C’est d’elles, et d’elles seulement, que viendra le salut d’économies ébranlées par les mutations liées au passage de l’ère manufacturière à la société de services, répètent à l’envi les dirigeants du Nord à leurs concitoyens. Tout fléchissement d’une boulimie assimilée au souverain bien par leurs discours est regardé comme un manque de civisme, aussitôt ranimé par de vigoureuses mesures de relance. Seul le dynamisme du couple croissance-consommation est capable, estime-t-on, de restaurer un plein emploi qui n’existe plus depuis vingt ans mais auquel on ne veut pas non plus trouver d’alternatives, oubliant, ce faisant, que la société occidentale de plein emploi – qui correspond à la courte période de l’explosion des industries de bien de consommation – constitue un moment assez bref de son histoire et une exception géographique dans un monde caractérisé par le sous-emploi. Pour entretenir un tel système, on n’a eu de cesse depuis des décennies de réduire la durée de vie des objets usuels et de vanter les vertus du gaspillage, de généraliser l’usage des produits jetables et des emballages multiples, de convaincre sans relâche qu’avoir plus est plus gratifiant qu’avoir mieux, d’accroître l’offre – comme c’est le cas pour l’énergie – afin de stimuler la demande, et de transformer l’accessoire en besoin essentiel.

La satisfaction presque obscène affichée par les décideurs politiques et économiques à chaque frémissement à la hausse des indices de consommation, la structure des investissements des grands pays industriels qui continuent de donner la priorité au gaspillage du temps, des espaces, des ressources et des biens non renouvelables pour augmenter la production et doper les taux de croissance, la réticence à en internaliser les coûts sociaux et environnementaux, ôtent pour l’instant toute crédibilité aux tentatives de certains d’entre eux d’accréditer l’idée qu’ils se seraient convertis à un usage moins prédateur du capital planétaire.

Outre le fait que l’économie du Nord repose sur le renouvellement aussi rapide que possible des biens matériels usuels – imagine-t-on la catastrophe que représenterait pour elle la mise en circulation d’automobiles ou d’appareils ménagers rendant de bons et loyaux services pendant vingt ans ? –, la structuration des sociétés occidentales autour de l’idéal consommateur est devenue un fait de culture plus récent mais aussi puissant que leur conviction d’être légitimement fondées à régenter le monde.
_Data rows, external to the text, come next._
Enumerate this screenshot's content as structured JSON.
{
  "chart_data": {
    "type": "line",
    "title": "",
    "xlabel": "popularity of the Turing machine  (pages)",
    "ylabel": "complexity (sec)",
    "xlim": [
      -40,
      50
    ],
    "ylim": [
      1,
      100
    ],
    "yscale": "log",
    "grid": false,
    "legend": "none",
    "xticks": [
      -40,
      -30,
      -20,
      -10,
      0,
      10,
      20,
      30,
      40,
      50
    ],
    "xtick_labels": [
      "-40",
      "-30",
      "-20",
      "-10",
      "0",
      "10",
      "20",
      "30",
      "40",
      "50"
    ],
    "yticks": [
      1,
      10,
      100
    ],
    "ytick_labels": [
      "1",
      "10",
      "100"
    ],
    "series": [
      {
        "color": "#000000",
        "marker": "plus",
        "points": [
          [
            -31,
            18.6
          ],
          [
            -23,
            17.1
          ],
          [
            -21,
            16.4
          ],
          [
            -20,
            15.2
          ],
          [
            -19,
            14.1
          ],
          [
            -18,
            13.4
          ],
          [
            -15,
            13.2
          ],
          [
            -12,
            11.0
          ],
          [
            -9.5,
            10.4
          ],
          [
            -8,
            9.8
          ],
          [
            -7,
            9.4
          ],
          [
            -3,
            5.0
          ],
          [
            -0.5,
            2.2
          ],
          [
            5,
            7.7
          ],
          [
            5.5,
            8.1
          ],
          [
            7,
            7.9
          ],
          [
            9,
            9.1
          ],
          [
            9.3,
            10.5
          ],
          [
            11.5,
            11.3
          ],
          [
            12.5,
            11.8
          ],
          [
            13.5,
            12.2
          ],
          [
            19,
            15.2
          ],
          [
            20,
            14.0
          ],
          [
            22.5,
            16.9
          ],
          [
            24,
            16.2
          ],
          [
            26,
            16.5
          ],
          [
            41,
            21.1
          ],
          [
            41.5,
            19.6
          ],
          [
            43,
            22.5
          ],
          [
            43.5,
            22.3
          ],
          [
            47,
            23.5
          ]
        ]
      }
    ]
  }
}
Certes, leurs certitudes en la matière commencent à vaciller, ce qu’illustre la relative montée en puissance des formations écologistes et des mouvements de consommateurs. Mais, entre la confuse prise de conscience que l’on pourrait peut-être consommer mieux en gaspillant moins et l’acceptation concrète de mesures visant à modifier les logiques de consommation pour en limiter les excès, la distance reste pour l’heure immense. »
Sophie Bessis, L’Occident et les autres, histoire d’une suprématie, avril 2001.